11.11.2013, 10:12

Tedirgin Cumhuriyeti

Duru mu duru gökyüzüne uzanan ağacın yeni yeşeren dalları arasında, kendilerince güvenli bir yer bulmuşlardı. Önce tanışık olmamanın verdiği tedirginlikle sınadılar birbirlerini, sadece gözleriyle. Kendilerinin bile duymaktan çekineceği incecik, küçücük bir ‘cik’ sesiyle başladı tüm öykü. Nasıl da ısınmışlardı birbirlerine, nasıl da arkadaş olmuşlardı, sözcüğün tam anlamıyla…

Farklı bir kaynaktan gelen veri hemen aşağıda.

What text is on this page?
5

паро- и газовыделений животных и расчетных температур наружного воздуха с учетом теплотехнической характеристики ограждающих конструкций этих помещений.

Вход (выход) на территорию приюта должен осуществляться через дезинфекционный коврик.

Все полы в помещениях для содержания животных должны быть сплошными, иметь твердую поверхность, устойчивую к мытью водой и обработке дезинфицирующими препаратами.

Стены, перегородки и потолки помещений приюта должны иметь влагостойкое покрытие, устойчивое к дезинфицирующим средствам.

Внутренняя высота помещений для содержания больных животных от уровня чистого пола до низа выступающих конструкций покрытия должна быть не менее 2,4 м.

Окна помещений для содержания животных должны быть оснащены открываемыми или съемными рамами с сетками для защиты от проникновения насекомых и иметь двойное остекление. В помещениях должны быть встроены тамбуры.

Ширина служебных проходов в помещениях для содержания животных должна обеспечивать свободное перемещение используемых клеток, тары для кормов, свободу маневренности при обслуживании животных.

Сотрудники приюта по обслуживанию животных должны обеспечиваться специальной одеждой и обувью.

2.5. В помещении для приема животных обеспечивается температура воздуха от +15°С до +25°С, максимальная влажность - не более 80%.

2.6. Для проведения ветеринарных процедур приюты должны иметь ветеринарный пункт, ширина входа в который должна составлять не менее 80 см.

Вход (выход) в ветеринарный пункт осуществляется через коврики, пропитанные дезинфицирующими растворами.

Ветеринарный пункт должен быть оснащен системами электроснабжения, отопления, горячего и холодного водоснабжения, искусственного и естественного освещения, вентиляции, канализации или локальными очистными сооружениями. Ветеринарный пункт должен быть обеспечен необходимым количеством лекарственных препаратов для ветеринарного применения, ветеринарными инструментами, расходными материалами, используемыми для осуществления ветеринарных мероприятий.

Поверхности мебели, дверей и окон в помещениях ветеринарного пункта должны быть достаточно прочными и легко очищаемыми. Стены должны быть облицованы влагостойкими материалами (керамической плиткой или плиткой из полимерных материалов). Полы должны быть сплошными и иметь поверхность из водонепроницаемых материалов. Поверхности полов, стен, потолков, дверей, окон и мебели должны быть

Gün boyu engin duruluktaki gökyüzünde taklalar atarak uçuyor, ağız dolusu kahkahalar eşliğinde şakıyorlardı. Her ne kadar insanlar “evi dişi kuş yapar” demiş olsa da ilk çubuğu erkek kuş getirmişti; işte en büyük yarış o zaman başladı: Kim daha çok dal getirecek? Kim daha çok çalışacak o yuvayı örmek için? Elbirliğiyle, hızla ördüler birbirlerini ağırlayacakları yuvalarını. Şırıl şırıl akan dereciğin kıyısından taşıdıkları çamurla sıvadılar. Şöyle bir karşısına geçip baktıklarında karar vermişlerdi: Dünyanın en güzel, en sıcak, en kullanışlı eviydi yaptıkları.

Çok yukarıdaydı yuvaları

Günler günleri kovaladı. Sabah evden çıkıyorlar, herkes kendi işine gidiyor, akşam gün kararken döndüklerinde anlatacakları ne çok şey birikmiş oluyordu. İkisi de kendi işiyle meşgul, kendi geleceğini belirleme sevdasındaydı… İkisi de özlüyordu birbirini bu arada; arkadaşlık, dayanışma böyle bir şeydi işte.

Çok yukarıdaydı yuvaları, sürüngenlerin çıkması çok güçtü, yaprakların arasına, gözlerden uzak kurmuşlardı. Hiçbir yırtıcı, keskin gözlerine rağmen göremezdi. Güvendeydiler yani; kendilerince tabii. Kimsenin etlisine sütlüsüne karışmadıkları, hatta denk geldikçe yaşlı ve engellilere yardımcı oldukları için seviliyorlardı da. Kimse doğrudan yüzlerine karşı bir şey demediği gibi ima da etmemişti. Keyifliydiler…

Yönetici güvence vermişti ama…

O gün önemli bir gündü, heyecanları doruktaydı, sınava girecek yaşamı daha da güzelleştireceklerdi. Anne babalarının nerede olduklarını bilemiyorlardı ya, arkadaşlarına, yakınlarına duyurmuşlardı bu önemli günü.

İşte o sabah, evden çıkarlarken, görmüşlerdi yaşadıkları yerin yüce yöneticisini. Güvence vermişti, daha öncelerde, karışmayacaktı onlara, yeter ki ayaklarına dolanmasınlardı… Onlar da öyle yapmışlardı ya, içten içe muhaliftiler. Kesin.
Kötü kötü bakıyordu, artık gülümsemeyi yitirmiş gözleriyle yönetici. İncecik bir selam verip çıktılar hemen, arkalarına bile bakmadan. Sınava girecek olmasalar geri döner, evlerinde beklerlerdi ya, ah o sınav! Akıllarına gelen kötü düşünceleri kovarak girdiklerinde sınav da kolay geçti. Artık daha da rahattılar. Görece biraz daha fazla kazanacak, görece biraz daha fazla kitap okuyabilecek, görece biraz daha uzun tatile çıkabileceklerdi. Sonra… sonrasını sonra düşünürlerdi. Mutluluk buydu işte.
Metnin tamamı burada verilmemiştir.